American Woodland Indians is one of the titles in Osprey Publishing's Men-at-Arms series. All titles in the series are well-researched and contain full-colour plates of the uniforms or clothing worn by military forces of the past and present. In this title, the author and illustrator focus on the Aboriginal People of the Woodland culture area. The Woodland area extends from the James Bay region to the Gulf of Mexico and from the Atlantic coast to the Mississippi River. The major focus of the text is an introduction to the cultures of the region with a particular emphasis on the Iroquois and Algonkian nations. The text looks at the major conflicts between Native tribal groups and Europeans from the 1620s to the 1830s. Another section of the text describes trade, clothing, and cultural lifestyle of the Woodland culture area. The most important section of the book is the 8-page, colour insert showing various clothing styles of Algonkian and Iroquoian men and women.
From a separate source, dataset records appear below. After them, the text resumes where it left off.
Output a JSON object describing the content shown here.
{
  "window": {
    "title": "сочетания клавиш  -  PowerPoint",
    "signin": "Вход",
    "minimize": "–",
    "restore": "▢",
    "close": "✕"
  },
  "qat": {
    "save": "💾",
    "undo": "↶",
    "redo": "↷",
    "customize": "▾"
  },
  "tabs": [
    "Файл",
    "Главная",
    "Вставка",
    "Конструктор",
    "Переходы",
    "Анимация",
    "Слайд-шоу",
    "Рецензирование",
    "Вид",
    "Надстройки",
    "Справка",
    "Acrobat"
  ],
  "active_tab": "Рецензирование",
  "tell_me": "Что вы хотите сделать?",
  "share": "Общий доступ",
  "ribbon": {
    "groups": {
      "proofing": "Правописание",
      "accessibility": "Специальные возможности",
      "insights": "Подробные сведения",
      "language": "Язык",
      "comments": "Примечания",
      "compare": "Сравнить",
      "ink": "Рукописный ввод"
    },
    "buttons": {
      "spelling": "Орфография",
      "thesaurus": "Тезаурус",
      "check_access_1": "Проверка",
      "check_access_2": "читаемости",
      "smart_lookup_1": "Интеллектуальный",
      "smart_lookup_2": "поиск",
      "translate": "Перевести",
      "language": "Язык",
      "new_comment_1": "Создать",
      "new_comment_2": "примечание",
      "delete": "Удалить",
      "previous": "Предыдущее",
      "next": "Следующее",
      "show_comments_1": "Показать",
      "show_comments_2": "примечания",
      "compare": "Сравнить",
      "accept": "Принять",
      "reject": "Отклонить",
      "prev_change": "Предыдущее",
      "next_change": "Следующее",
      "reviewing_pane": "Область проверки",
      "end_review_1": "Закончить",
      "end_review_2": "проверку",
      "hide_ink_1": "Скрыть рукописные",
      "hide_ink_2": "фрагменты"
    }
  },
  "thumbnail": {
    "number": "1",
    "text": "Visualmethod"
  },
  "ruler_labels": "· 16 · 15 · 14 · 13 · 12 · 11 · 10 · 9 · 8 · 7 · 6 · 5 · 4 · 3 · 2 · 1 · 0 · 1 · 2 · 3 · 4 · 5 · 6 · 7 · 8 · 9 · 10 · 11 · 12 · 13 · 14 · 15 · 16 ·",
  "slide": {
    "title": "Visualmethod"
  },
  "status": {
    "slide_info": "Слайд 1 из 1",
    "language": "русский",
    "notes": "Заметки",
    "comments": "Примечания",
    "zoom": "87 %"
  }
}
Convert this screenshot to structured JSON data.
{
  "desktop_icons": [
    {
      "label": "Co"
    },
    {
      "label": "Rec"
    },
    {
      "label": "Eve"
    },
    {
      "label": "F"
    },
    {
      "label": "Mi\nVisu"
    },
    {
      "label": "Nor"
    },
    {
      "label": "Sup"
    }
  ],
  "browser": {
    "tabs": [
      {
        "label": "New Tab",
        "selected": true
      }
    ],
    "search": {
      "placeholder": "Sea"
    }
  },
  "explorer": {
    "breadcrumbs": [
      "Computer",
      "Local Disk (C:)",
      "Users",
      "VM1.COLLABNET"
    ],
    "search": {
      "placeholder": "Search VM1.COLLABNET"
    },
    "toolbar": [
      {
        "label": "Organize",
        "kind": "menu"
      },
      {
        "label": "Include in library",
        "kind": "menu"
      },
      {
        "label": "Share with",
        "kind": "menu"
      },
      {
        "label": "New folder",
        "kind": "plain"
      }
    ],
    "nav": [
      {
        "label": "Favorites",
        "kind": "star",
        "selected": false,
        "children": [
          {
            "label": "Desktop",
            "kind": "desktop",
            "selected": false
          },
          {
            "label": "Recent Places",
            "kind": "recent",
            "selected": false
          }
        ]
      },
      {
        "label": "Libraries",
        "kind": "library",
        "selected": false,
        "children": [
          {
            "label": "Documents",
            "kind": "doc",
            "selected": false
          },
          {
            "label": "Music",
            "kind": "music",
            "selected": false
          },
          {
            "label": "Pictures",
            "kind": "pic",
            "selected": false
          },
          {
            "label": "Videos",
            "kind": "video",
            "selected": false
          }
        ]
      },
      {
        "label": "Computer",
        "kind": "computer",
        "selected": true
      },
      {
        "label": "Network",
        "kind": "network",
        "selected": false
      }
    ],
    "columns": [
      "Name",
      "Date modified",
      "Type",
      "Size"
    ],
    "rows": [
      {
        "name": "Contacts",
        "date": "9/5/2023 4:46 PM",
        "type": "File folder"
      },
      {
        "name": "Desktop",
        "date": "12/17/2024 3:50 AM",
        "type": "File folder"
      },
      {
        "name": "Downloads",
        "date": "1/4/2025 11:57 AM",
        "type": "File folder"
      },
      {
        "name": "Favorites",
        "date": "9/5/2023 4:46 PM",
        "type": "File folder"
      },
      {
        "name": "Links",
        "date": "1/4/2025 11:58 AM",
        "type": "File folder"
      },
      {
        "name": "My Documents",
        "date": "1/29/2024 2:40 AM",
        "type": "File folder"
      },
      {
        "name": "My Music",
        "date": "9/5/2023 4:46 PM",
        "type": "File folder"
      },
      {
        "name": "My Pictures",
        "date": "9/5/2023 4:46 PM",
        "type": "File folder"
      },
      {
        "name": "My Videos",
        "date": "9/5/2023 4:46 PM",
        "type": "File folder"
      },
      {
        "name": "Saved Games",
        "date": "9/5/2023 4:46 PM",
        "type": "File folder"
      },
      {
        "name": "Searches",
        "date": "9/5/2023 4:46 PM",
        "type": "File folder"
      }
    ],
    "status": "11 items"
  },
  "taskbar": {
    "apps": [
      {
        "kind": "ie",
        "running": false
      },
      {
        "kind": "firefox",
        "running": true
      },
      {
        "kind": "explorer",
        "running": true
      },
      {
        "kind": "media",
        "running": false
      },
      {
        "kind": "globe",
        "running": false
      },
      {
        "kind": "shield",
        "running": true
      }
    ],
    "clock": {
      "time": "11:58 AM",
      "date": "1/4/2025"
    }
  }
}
The first illustrations depict a Virginia Algonkian man, a Carolina Algonkian man, a Niantic-Narraganset warrior, a Huron warrior, a Mohawk warrior, and an Algonkian woman of the St. Lawrence valley. All these images reflect the 1580 - 1670 period. The second plate show Iroquois warriors from the early 1700's. The third plate depicts warriors from the Ojibwa, Miami, and Wyandot Nations during the late 1790s. The next plates show a Shawnee warrior, an Ojibwa warrior, a Cree woman, Micmac (Mi'kmaq couple), and a Salteaux family in a birchbark canoe from the early 1800s. An Iroquois woman pounding corn, a warrior, and a Medicine Mask society member are shown in the next plate from the 1812 period. A separate plate showing a Sac Chief, Sac male and female, together with an Odawa leader and Winnebago warrior from the 1820s depict the changing clothing styles of the Aboriginal People. The final plate shows the cloth outfits of a Menomini woman, Sac leader, Huron of Lorette man, and Chippewa male, all from the 1850s. Throughout the text the author includes black and white photographs of artifacts from museum collections. The final section of the book includes a detailed description of each plate noting the sources consulted. The illustrator made effective use of museum collections, contemporary paintings and drawings, and eyewitness accounts. Each book in the series is highly recommended for their authentic illustrations.